Et pourtant, avec une petite dose de volonté, de détermination et de courage politique semblable à une graine de sénevé, comme l’avait dit le Maître de la Parole, Touadéra peut innover dans ce domaine et créer les conditions élémentaires pour une renaissance effective du pays. Car, même si la Rca se heurte à de sérieux obstacles dans la réalisation de son réseau de transports, elle possède toutefois des atouts non négligeables qui contribuent partiellement et naturellement à atténuer leurs effets. En effet, toute politique de transports chez nous concerne à la fois et au même degré les liaisons intérieures du pays et celles entre celui- ci et l’extérieur. A ce double titre, l’immensité du territoire centrafricain (623.000 Km2), sa faiblesse démographique et l’insuffisance des capitaux susceptibles d’assurer le financement des grands travaux constituent des obstacles majeurs à la politique de relations d’échanges avec l’intérieur du pays. A cela s’ajoute la difficulté, grande entre autres, au plan des échanges, la continentalité du pays. Bangui, la capitale se trouve à environ 1500 Km de la cote atlantique. Les pluies torrentielles qui couvrent en moyenne et partout 6 à 10 mois de l’année avec des totaux variant entre une moyenne de 500 à 800 m/m posent de sérieux problèmes pour l’aménagement des routes. Sur le plan des échanges entre les pays du continent, la Rca possède un autre atout majeur stratégique : sa position au centre géométrique de l’Afrique. Lorsque les dirigeants du continent décideront de mener une politique d’échanges interafricains, comme celle visant à construire la route transafricaine, il y a plusieurs années déjà, le pays de B Boganda sera vraisemblablement le nœud de la plaque tournante de ces relations. Au point de vue de l’aménagement des réseaux nationaux des possibilités existent aussi. C’est d’abord, la géomorphologie qui pays qui n’offre aucun obstacle important au tracé des routes et autres voies. En effet, la Rca est constituée pour les 2/3 de plateaux en formes tabulaires très facilement accessibles. Quant à la nature du sol, l’abondance des cuirasses latéritiques facilitent énormément tous travaux de construction, à condition bien entendu d’assurer par la suite un entretien permanent. Enfin, du point de vue biogéographique, la majeure partie du couvert végétal est composé de savane très facilement pénétrable, à la différence des régions de l’est sud et du sud ouest, constituées de forêts.

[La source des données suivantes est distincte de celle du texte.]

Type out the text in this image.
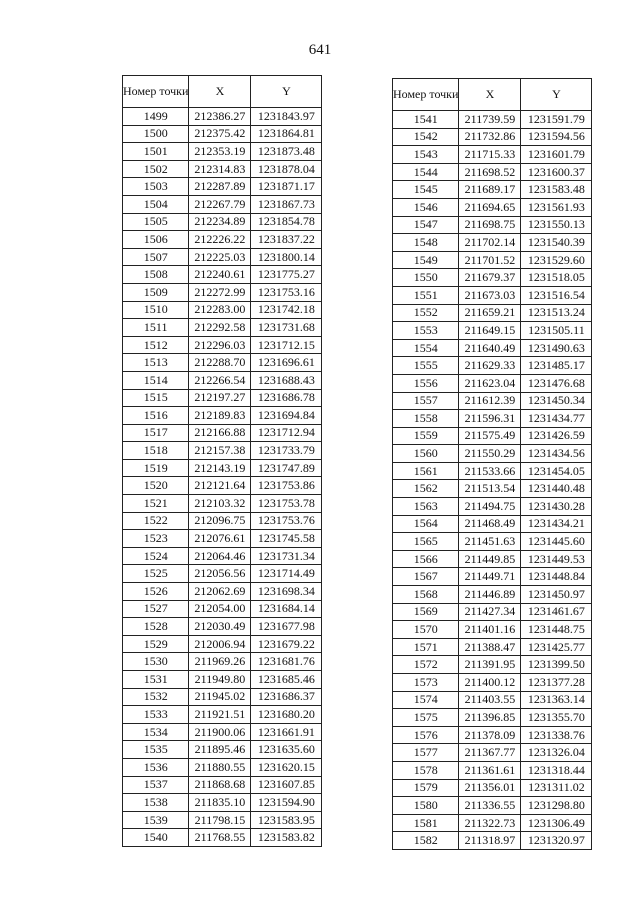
641
Номер точки	X	Y
1499	212386.27	1231843.97
1500	212375.42	1231864.81
1501	212353.19	1231873.48
1502	212314.83	1231878.04
1503	212287.89	1231871.17
1504	212267.79	1231867.73
1505	212234.89	1231854.78
1506	212226.22	1231837.22
1507	212225.03	1231800.14
1508	212240.61	1231775.27
1509	212272.99	1231753.16
1510	212283.00	1231742.18
1511	212292.58	1231731.68
1512	212296.03	1231712.15
1513	212288.70	1231696.61
1514	212266.54	1231688.43
1515	212197.27	1231686.78
1516	212189.83	1231694.84
1517	212166.88	1231712.94
1518	212157.38	1231733.79
1519	212143.19	1231747.89
1520	212121.64	1231753.86
1521	212103.32	1231753.78
1522	212096.75	1231753.76
1523	212076.61	1231745.58
1524	212064.46	1231731.34
1525	212056.56	1231714.49
1526	212062.69	1231698.34
1527	212054.00	1231684.14
1528	212030.49	1231677.98
1529	212006.94	1231679.22
1530	211969.26	1231681.76
1531	211949.80	1231685.46
1532	211945.02	1231686.37
1533	211921.51	1231680.20
1534	211900.06	1231661.91
1535	211895.46	1231635.60
1536	211880.55	1231620.15
1537	211868.68	1231607.85
1538	211835.10	1231594.90
1539	211798.15	1231583.95
1540	211768.55	1231583.82
Номер точки	X	Y
1541	211739.59	1231591.79
1542	211732.86	1231594.56
1543	211715.33	1231601.79
1544	211698.52	1231600.37
1545	211689.17	1231583.48
1546	211694.65	1231561.93
1547	211698.75	1231550.13
1548	211702.14	1231540.39
1549	211701.52	1231529.60
1550	211679.37	1231518.05
1551	211673.03	1231516.54
1552	211659.21	1231513.24
1553	211649.15	1231505.11
1554	211640.49	1231490.63
1555	211629.33	1231485.17
1556	211623.04	1231476.68
1557	211612.39	1231450.34
1558	211596.31	1231434.77
1559	211575.49	1231426.59
1560	211550.29	1231434.56
1561	211533.66	1231454.05
1562	211513.54	1231440.48
1563	211494.75	1231430.28
1564	211468.49	1231434.21
1565	211451.63	1231445.60
1566	211449.85	1231449.53
1567	211449.71	1231448.84
1568	211446.89	1231450.97
1569	211427.34	1231461.67
1570	211401.16	1231448.75
1571	211388.47	1231425.77
1572	211391.95	1231399.50
1573	211400.12	1231377.28
1574	211403.55	1231363.14
1575	211396.85	1231355.70
1576	211378.09	1231338.76
1577	211367.77	1231326.04
1578	211361.61	1231318.44
1579	211356.01	1231311.02
1580	211336.55	1231298.80
1581	211322.73	1231306.49
1582	211318.97	1231320.97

Fort de ce qui précède, depuis plusieurs années, les gouvernements qui se sont succédé à la tête du pays, ont conçu et mis en œuvre des politiques de désenclavement du pays, dans tous les domaines : voies routières, voies fluviales et voies aériennes. Ce qui nous intéresse ici et qui a attrait à l’Affaire BenAfrique est particulièrement les efforts réalisés dans le développement des réseaux routiers. Même si les difficultés de tensions de trésorerie de ces dernières années, résultantes des permanentes et récurrentes crises militaro politiques qui ont secoué et ne cessent de secouer le pays, les ont rendues impraticables, des routes et des pistes rurales ont été ouvertes permettant de relier toutes nos préfectures à nos sous – préfectures. Aujourd’hui, avec le retour à l’ordre constitutionnel et la brillantissime élection de Touadéra, candidat de la politique de la rupture, beaucoup d’efforts peuvent encore être faits pour leur entretien pour le développement de nos régions. Pour peu qu’il se souvienne de ce que Jean Bedel Bokassa a fait, à travers la création de la CNTR et l’implantation des subdivisions des travaux publics dans les préfectures et les sous – préfectures pour créer les conditions élémentaires à la relance des activités agricoles et à l’exportation des cultures de rente et vivrières, sources devises et de richesses. Pour peu qu’il tire les leçons de l’Affaire Sonatu et innover en la matière.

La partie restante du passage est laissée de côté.